Nowadays, most training plans tend to cherry-pick specific elements from elite runners’ regimes, then mash them together to create a “program.” All coaches are guilty of it, and there’s nothing wrong with throwing in a few key workouts you’ve learned over the years. However, most people don’t have the time (or talent!) that elite runners possess. It’s important for a coach to tailor a program to the needs of the client. I have seen some very consistent results with the more common athlete, the competitive age-grouper, or the lifestyle athlete using the three training facets outlined below.
Let’s dive in:
- Become a better swimmer. I have clung hard to this one for most of my coaching career, and it keeps proving true.
- Swimming improves the efficiency of the cardiovascular system without putting unnecessary stress on the muscles and joints used for running.
- Swimming is an incredible recovery tool. It stimulates blood flow throughout the body without the risk of injury.
- Finally, swim workouts help strengthen your mental “pacing muscles.” You learn to gauge an effort without the aid of metrics.
- Get stronger. It bothers me that runners still have a stigma against lifting anything heavier than a bag of groceries. Breaking the mold and hitting the gym has never yielded a negative result in my 12 years of coaching. Why?
- Stronger muscles are more resilient. Running places a lot of stress on your body, and avoiding injury is a massive predictor of long-term success.
- Lifting heavy improves posture. Weak posture typically hinders you and breaks down as you run faster or longer. Strong posture equals faster running.

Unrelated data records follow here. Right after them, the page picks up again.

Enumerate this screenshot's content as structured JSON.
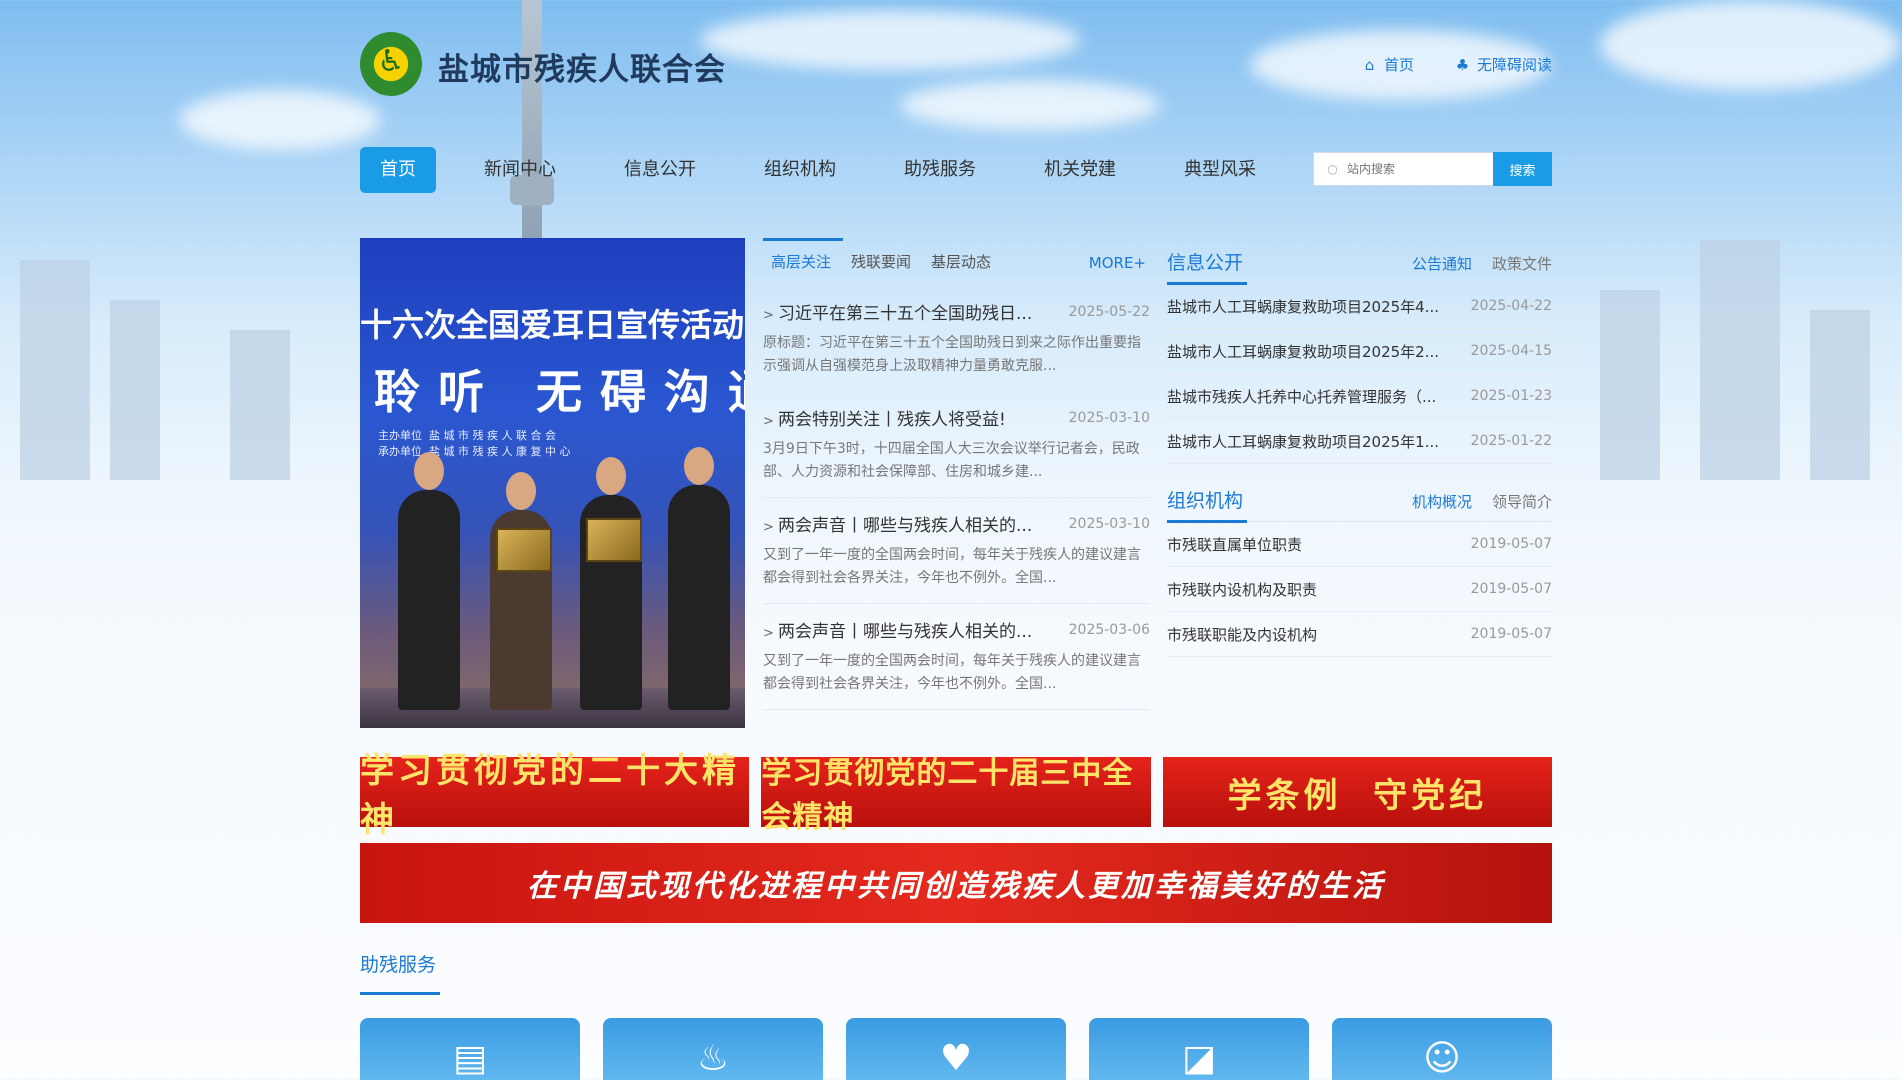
{
  "header": {
    "site_title": "盐城市残疾人联合会",
    "home_link": "首页",
    "accessibility_link": "无障碍阅读"
  },
  "nav": {
    "items": [
      "首页",
      "新闻中心",
      "信息公开",
      "组织机构",
      "助残服务",
      "机关党建",
      "典型风采"
    ],
    "active": "首页",
    "search_placeholder": "站内搜索",
    "search_button": "搜索"
  },
  "slide": {
    "line1": "十六次全国爱耳日宣传活动",
    "line2": "聆听 无碍沟通",
    "line3": "主办单位  盐 城 市 残 疾 人 联 合 会\n承办单位  盐 城 市 残 疾 人 康 复 中 心"
  },
  "news": {
    "tabs": [
      "高层关注",
      "残联要闻",
      "基层动态"
    ],
    "active_tab": "高层关注",
    "more": "MORE+",
    "items": [
      {
        "title": "习近平在第三十五个全国助残日...",
        "date": "2025-05-22",
        "summary": "原标题：习近平在第三十五个全国助残日到来之际作出重要指示强调从自强模范身上汲取精神力量勇敢克服..."
      },
      {
        "title": "两会特别关注丨残疾人将受益!",
        "date": "2025-03-10",
        "summary": "3月9日下午3时，十四届全国人大三次会议举行记者会，民政部、人力资源和社会保障部、住房和城乡建..."
      },
      {
        "title": "两会声音丨哪些与残疾人相关的...",
        "date": "2025-03-10",
        "summary": "又到了一年一度的全国两会时间，每年关于残疾人的建议建言都会得到社会各界关注，今年也不例外。全国..."
      },
      {
        "title": "两会声音丨哪些与残疾人相关的...",
        "date": "2025-03-06",
        "summary": "又到了一年一度的全国两会时间，每年关于残疾人的建议建言都会得到社会各界关注，今年也不例外。全国..."
      }
    ]
  },
  "info": {
    "title": "信息公开",
    "tabs": [
      "公告通知",
      "政策文件"
    ],
    "active_tab": "公告通知",
    "items": [
      {
        "title": "盐城市人工耳蜗康复救助项目2025年4...",
        "date": "2025-04-22"
      },
      {
        "title": "盐城市人工耳蜗康复救助项目2025年2...",
        "date": "2025-04-15"
      },
      {
        "title": "盐城市残疾人托养中心托养管理服务（...",
        "date": "2025-01-23"
      },
      {
        "title": "盐城市人工耳蜗康复救助项目2025年1...",
        "date": "2025-01-22"
      }
    ]
  },
  "org": {
    "title": "组织机构",
    "tabs": [
      "机构概况",
      "领导简介"
    ],
    "active_tab": "机构概况",
    "items": [
      {
        "title": "市残联直属单位职责",
        "date": "2019-05-07"
      },
      {
        "title": "市残联内设机构及职责",
        "date": "2019-05-07"
      },
      {
        "title": "市残联职能及内设机构",
        "date": "2019-05-07"
      }
    ]
  },
  "banners": {
    "items": [
      "学习贯彻党的二十大精神",
      "学习贯彻党的二十届三中全会精神",
      "学条例  守党纪"
    ],
    "wide": "在中国式现代化进程中共同创造残疾人更加幸福美好的生活"
  },
  "services": {
    "title": "助残服务",
    "icons": [
      "id-card-icon",
      "massage-icon",
      "heart-hand-icon",
      "presentation-icon",
      "person-icon"
    ]
  },
  "colors": {
    "primary": "#1a9be6",
    "link": "#1a7ad4",
    "banner_red": "#d8201a",
    "banner_text": "#ffe46a"
  }
}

- Lifting heavy things ingrains coordination and encourages movement from your center. When athletes learn to generate power from their center (hips and core) and not their feet, efficiency improves, and speed follows.
- Do your drills. I recently read something very disheartening, a 16-week Marathon program with 96 running sessions and no mention of technique or drills. So the logic of this program is that regardless of your technique, increased volume and effort will lead to improved times. Ridiculous…

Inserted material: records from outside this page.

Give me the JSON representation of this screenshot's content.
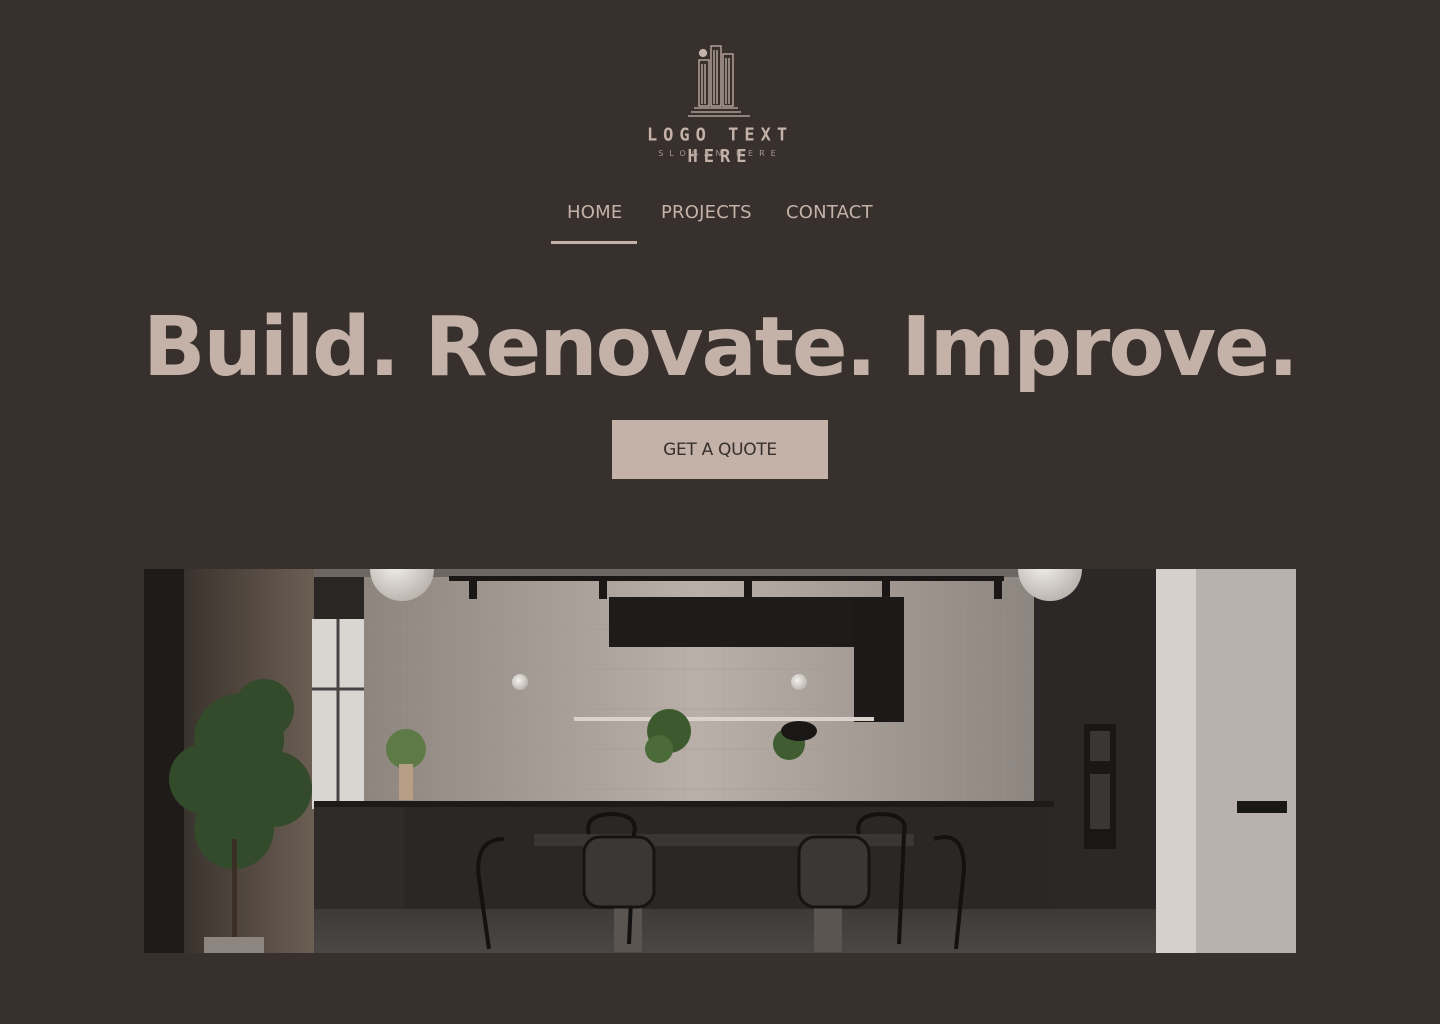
{
  "brand": {
    "logo_text": "LOGO TEXT HERE",
    "slogan": "SLOGAN HERE",
    "logo_icon": "building-icon"
  },
  "nav": {
    "items": [
      {
        "label": "HOME",
        "active": true
      },
      {
        "label": "PROJECTS",
        "active": false
      },
      {
        "label": "CONTACT",
        "active": false
      }
    ]
  },
  "hero": {
    "headline": "Build. Renovate. Improve.",
    "cta_label": "GET A QUOTE",
    "image": "kitchen-dining-interior-photo"
  },
  "colors": {
    "background": "#37302d",
    "accent": "#c4b2a8",
    "cta_text": "#37302d"
  }
}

- Running is a skill. Treat it as such. It is a counter-rotational, explosive, single-legged plyometric exercise performed 80+ times a minute! How is that not something that we should spend some time perfecting?
- Drills are an efficient use of time and are often more valuable than your daily “easy run.” Running technique is not something you can correct overnight, but, like steering an elephant, you can gradually get smoother, more connected, and more efficient over time.
While these facets may not be what is taught in general running coaching media, I can tell you I’ve personally watched hundreds of runners in the last dozen years benefit massively from employing these three strategies.